By Steve Gress

Corvallis Gazette-Times

NCAA Tournament

No. 6 Oregon St. at No. 2 Baylor

When: 4 p.m. Friday

TV: ESPN2

For years, Tennessee was the mecca of college women’s basketball.

Under late coach Pat Summitt, the Lady Vols were one of the programs that set the standard for the sport.

So when Oregon State handed Tennessee its first home NCAA Tournament loss ever on Sunday — 66-59 — to reach the Sweet 16 for the third straight season, it was quite an accomplishment.

The sixth-seeded Beavers overcame a 10-point deficit after one quarter to continue their season while sending the Lady Vols home in the second round for the second straight season.

Oregon State will face No. 2 seed Baylor at 4 p.m. PDT on Friday in Lexington, Kentucky. No. 1 seed Louisville and No. 4 seed and Pac-12 rival Stanford face off in the other regional semifinal immediately following.

The Lexington Region is the only one in which all four remaining teams have played in a Final Four.

The Beavers are playing their best basketball after dispatching No. 11 seed Western Kentucky 82-58 in the first round and then Tennessee.

“I think we played amazing this weekend,” Oregon State senior Marie Gulich said Sunday afternoon. “Friday was so much fun the way we just moved the ball.”

She added: “Overall I would say those are probably our two best games of the year.”

That after the Beavers let one slip away in a loss to Arizona State in the quarterfinals of the Pac-12 Tournament, a setback that likely cost OSU the possibility of a top-four seed and the opportunity to host the first and second rounds.

It turned out to be somewhat of a blessing in disguise.

“After the Pac-12 Tournament we just elevated our game,” Gulich said. “I think our mindset shifted a little bit and we are more aggressive and we are attacking a little bit more now.”

Each year’s journey has been different for the Beavers, who are 1-1 in the Sweet 16 under eighth-year coach Scott Rueck.

With so much roster turnover the past couple of seasons, and with Gulich the only senior, this year’s team found the path to be a bit more difficult than the past two.

Still, while the Beavers did not win or share the Pac-12 regular-season title for a fourth straight season, they went 14-4 and tied for third place with UCLA.

“I feel like we had so much adversity and we’ve had so many ups and downs, we were fighting so hard and there were so many tears and so many doubts,” Gulich, a 6-foot-5 center, said of the path the Beavers took this season to play the second week of the tournament.

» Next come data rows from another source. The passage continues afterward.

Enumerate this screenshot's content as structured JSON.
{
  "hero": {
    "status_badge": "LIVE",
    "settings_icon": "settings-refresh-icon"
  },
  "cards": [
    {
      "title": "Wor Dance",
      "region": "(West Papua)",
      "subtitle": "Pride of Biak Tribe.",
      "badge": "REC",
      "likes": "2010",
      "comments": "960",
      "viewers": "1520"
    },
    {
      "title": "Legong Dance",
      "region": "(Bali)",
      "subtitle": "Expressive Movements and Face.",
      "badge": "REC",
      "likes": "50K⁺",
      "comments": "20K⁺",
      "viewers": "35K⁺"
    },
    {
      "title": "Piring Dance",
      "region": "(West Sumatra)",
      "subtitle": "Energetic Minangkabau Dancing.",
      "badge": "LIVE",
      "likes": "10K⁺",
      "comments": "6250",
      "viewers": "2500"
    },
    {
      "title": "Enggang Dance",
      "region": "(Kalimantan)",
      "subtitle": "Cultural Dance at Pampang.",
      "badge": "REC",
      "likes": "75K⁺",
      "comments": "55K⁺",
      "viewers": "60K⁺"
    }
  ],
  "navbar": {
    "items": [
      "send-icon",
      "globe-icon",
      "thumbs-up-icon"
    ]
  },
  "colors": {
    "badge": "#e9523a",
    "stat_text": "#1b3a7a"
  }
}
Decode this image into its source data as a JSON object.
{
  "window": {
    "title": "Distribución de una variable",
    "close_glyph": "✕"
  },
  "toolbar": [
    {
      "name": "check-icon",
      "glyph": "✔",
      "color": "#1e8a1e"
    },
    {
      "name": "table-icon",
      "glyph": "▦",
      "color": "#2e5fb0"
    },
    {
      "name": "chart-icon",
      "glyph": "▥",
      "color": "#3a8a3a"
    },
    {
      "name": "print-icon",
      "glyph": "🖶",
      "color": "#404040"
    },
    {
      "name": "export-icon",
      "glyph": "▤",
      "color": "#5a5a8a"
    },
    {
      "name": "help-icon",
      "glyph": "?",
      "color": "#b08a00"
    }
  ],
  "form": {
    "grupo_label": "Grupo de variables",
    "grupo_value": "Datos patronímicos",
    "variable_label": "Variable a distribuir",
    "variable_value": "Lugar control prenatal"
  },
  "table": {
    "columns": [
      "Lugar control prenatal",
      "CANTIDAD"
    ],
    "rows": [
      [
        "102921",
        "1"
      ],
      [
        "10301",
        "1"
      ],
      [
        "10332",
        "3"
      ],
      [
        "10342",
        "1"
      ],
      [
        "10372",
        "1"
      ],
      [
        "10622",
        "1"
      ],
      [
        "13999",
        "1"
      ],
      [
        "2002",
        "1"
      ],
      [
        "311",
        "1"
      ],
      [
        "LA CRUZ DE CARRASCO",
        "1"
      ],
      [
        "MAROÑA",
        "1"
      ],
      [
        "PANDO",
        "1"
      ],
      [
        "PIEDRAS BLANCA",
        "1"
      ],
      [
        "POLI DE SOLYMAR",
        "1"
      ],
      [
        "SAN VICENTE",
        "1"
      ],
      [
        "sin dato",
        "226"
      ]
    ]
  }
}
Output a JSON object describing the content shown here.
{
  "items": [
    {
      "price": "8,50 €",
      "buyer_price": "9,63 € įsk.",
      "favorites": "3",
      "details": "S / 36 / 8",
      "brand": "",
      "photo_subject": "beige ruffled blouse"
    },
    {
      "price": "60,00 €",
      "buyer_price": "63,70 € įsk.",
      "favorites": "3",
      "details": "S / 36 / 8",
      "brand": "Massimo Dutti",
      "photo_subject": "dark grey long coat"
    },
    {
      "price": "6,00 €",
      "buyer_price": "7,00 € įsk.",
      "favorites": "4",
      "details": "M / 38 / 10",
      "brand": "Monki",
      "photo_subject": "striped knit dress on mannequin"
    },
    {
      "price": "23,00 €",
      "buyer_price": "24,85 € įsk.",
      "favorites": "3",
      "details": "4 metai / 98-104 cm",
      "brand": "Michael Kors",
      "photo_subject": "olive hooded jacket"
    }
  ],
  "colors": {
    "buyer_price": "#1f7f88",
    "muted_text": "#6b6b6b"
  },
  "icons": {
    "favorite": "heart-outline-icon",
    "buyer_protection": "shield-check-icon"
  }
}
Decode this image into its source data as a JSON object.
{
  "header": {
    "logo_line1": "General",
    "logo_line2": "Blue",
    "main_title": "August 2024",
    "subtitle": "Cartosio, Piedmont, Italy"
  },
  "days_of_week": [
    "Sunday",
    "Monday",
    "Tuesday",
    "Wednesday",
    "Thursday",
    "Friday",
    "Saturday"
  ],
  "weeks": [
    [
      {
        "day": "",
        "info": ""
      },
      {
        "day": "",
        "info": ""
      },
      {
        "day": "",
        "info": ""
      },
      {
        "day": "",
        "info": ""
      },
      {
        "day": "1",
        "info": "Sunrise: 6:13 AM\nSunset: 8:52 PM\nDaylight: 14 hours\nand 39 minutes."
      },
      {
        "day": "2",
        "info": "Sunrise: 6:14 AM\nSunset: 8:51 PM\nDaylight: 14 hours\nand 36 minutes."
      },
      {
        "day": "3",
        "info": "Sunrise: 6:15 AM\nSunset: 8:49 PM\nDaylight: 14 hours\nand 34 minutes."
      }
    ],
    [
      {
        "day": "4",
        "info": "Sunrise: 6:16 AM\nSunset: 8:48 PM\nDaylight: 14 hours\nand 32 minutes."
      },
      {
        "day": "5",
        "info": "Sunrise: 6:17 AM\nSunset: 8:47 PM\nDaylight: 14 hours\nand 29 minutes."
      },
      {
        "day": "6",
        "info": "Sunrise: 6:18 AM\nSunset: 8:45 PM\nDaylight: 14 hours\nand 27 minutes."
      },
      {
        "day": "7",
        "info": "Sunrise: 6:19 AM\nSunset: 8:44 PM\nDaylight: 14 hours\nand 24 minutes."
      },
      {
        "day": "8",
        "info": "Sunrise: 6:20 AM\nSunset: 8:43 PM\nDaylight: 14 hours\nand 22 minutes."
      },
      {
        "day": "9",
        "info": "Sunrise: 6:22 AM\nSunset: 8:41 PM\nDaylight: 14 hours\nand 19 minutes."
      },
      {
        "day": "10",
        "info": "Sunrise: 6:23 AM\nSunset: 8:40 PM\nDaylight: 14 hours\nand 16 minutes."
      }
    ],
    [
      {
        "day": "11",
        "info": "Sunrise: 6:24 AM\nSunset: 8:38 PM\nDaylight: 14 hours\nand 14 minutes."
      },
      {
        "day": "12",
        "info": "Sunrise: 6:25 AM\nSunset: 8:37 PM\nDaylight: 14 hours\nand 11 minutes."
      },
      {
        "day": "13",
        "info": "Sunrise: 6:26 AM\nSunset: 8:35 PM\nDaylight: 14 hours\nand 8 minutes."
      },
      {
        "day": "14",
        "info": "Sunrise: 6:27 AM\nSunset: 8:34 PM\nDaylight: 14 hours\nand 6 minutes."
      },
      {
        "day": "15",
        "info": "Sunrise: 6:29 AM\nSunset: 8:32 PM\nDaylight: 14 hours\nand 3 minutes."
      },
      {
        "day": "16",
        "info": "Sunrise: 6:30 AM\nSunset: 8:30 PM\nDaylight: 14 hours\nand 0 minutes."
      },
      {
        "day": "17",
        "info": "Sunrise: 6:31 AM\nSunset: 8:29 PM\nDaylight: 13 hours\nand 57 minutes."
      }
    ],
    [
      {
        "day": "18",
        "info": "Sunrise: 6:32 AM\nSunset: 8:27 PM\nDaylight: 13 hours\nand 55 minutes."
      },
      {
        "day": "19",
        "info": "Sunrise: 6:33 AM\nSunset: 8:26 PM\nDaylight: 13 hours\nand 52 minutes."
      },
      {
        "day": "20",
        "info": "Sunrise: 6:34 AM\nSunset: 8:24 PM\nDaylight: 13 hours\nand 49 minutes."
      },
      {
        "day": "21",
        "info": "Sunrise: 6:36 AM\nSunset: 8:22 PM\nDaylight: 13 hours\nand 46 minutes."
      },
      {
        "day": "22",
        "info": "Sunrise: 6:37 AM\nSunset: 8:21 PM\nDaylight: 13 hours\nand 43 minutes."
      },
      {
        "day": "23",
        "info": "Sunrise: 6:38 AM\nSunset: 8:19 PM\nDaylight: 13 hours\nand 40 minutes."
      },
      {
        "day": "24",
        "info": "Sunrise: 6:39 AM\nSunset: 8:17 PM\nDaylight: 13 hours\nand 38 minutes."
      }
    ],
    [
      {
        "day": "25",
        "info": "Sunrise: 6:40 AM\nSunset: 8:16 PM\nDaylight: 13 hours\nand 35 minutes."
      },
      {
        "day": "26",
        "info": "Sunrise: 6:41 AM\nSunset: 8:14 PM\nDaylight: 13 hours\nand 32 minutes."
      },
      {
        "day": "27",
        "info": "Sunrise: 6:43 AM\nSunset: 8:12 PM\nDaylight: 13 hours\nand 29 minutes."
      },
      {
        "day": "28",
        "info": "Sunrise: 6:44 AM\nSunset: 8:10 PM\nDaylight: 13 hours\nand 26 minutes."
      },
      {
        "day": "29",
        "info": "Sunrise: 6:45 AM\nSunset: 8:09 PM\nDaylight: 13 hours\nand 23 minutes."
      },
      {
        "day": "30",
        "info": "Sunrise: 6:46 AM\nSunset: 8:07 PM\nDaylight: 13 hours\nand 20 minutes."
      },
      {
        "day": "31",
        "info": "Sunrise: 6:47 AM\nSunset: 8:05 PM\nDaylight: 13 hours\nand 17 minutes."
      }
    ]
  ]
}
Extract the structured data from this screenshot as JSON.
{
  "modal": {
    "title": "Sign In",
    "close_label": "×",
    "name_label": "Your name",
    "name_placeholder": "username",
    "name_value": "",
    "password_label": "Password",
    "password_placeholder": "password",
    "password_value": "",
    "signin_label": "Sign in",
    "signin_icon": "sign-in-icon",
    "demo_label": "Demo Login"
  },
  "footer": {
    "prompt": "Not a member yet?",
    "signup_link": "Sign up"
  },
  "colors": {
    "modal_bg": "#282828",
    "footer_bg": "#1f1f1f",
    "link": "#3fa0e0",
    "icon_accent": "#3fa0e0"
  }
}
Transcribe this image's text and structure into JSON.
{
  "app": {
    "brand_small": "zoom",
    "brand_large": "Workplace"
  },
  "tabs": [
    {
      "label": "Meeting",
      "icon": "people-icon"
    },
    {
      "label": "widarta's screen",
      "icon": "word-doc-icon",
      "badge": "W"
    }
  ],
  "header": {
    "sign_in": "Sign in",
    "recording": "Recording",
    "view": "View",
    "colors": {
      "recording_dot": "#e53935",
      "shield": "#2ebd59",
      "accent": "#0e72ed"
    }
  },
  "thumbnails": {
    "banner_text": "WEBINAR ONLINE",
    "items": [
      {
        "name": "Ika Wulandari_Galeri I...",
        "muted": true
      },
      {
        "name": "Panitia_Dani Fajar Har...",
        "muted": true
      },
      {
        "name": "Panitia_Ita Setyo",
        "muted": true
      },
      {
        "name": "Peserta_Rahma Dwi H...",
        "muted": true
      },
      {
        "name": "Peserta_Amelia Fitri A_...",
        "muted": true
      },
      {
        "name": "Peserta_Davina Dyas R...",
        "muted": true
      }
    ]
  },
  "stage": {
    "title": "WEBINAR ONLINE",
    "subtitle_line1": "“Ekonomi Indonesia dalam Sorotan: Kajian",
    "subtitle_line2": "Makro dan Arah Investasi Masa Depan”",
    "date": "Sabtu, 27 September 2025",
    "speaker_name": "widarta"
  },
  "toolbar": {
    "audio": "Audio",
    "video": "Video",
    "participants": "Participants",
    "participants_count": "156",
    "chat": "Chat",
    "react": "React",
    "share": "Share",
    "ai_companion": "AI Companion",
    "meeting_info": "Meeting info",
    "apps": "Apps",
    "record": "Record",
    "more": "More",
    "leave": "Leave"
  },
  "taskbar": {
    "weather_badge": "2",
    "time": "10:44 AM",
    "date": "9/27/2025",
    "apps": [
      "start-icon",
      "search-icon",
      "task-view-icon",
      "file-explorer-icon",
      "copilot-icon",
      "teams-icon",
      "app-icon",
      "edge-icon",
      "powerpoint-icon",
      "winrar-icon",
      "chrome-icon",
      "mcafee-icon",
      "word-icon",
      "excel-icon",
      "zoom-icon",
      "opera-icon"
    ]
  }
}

“Then people came back and fought. That’s why it makes me even happier that we reached this point and that we overcame this all together as a team and that we stick together as a team and that we believe and work hard.”

All season, Rueck has praised Gulich’s leadership and play as being big reasons for the success.

He has also noted that this team has had to learn so many lessons to get to this stage.

Oregon State has started a senior, a junior, two sophomores and one freshman most of the season.

“It’s really fun to see how everyone starts to understand what their role is and starts to understand what it takes,” Gulich said. “It’s just great to see how people just elevate their game and people take it on. They accept the challenge and work hard. I couldn’t be more proud of everyone. They’re young and they work so hard.”

There were plenty of potholes along the way, but those rough patches have helped the Beavers become mentally stronger during the course of the season.

“Last year our team kind of had more smooth sailing,” said sophomore Mikayla Pivec, the other returning starter from last season. “… This year we’ve had a lot more adversity. We got blown out at UCLA, we lost a tough one to Duke, we lost a tough one to Notre Dame.

“So to see how much fight this team has and how we’re not going to give up, no matter how tough the going gets, kind of showed itself with us getting down 10 (points) early against Tennessee and how we were able to battle back. We just kept fighting.”

Reaching the Sweet 16 might come as a surprise to some outside the program. For the Oregon State players, it is just continuing to build on recent success.

“The players before us have built this legacy and we’re just trying to continue and build upon that and do what we can to help Oregon State remain a powerhouse as long as possible in women’s basketball,” Pivec said. “I’m super proud of this group. I love playing with them and hopefully we can last as long as possible.”